The message conveyed by the Rav Shach incident that Rabbi Grylak recounts is that there is much wrong with our approach and attitudes. I am skeptical about certain of the details – the original source is a book – yet what is striking about this episode is Rav Shach’s anger at the Roshei Yeshiva who came to see him about expelling a student for a very serious violation of halacha. For the Gadol Hador to call these Roshei Yeshiva “murderers” is more than extraordinary. What is also remarkable is Rabbi Grylak’s writing about this in a publication that is embedded in the yeshiva world. We are, after all, taught from a young age to have enormous respect for Roshei Yeshiva and Torah leaders and not in any way to criticize them. Rabbi Grylak conveyed the story although he was cautioned not to “write about this issue.” His answer was, “I’m not writing it, I’m screaming it.”

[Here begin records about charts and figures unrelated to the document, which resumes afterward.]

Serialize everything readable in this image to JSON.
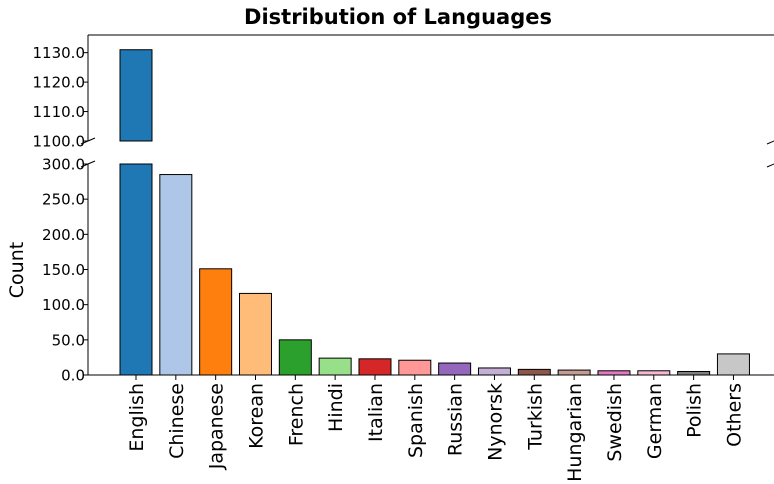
{
  "chart_data": {
    "type": "bar",
    "title": "Distribution of Languages",
    "xlabel": "",
    "ylabel": "Count",
    "broken_axis": true,
    "upper_ylim": [
      1100,
      1136
    ],
    "lower_ylim": [
      0,
      300
    ],
    "upper_ticks": [
      "1100.0",
      "1110.0",
      "1120.0",
      "1130.0"
    ],
    "lower_ticks": [
      "0.0",
      "50.0",
      "100.0",
      "150.0",
      "200.0",
      "250.0",
      "300.0"
    ],
    "categories": [
      "English",
      "Chinese",
      "Japanese",
      "Korean",
      "French",
      "Hindi",
      "Italian",
      "Spanish",
      "Russian",
      "Nynorsk",
      "Turkish",
      "Hungarian",
      "Swedish",
      "German",
      "Polish",
      "Others"
    ],
    "values": [
      1131,
      285,
      151,
      116,
      50,
      24,
      23,
      21,
      17,
      10,
      8,
      7,
      6,
      6,
      5,
      30
    ],
    "colors": [
      "#1f77b4",
      "#aec7e8",
      "#ff7f0e",
      "#ffbb78",
      "#2ca02c",
      "#98df8a",
      "#d62728",
      "#ff9896",
      "#9467bd",
      "#c5b0d5",
      "#8c564b",
      "#c49c94",
      "#e377c2",
      "#f7b6d2",
      "#7f7f7f",
      "#c7c7c7"
    ],
    "grid": false,
    "legend": "none"
  }
}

This is probably the most troubling aspect of what is happening within our community. There is spreading discontent over the culture of issur. In all my years of klal activity I have never seen similar pain or heard such words of criticism as are now being expressed in yeshiva-world families among whom obedience has been the hallmark. I have heard nasty words about Torah leaders from outside of our four cubits and I have been the target of nastiness and hostility because of my advocacy of the primacy of the Torah world and its leaders. Never has there been such anguish and even discontent within our own ranks.

I cannot adequately express the pain that I feel now over this brief essay. This world has been my spiritual home and much more. It is what I have given much of my life to. I am crying inside as I write these lines. Something is terribly wrong. The culture of issur is wrong. The alienation of too many of our young is wrong.

The existence alone of what is referred as the Chareidi Gehinnom should give all of us pause.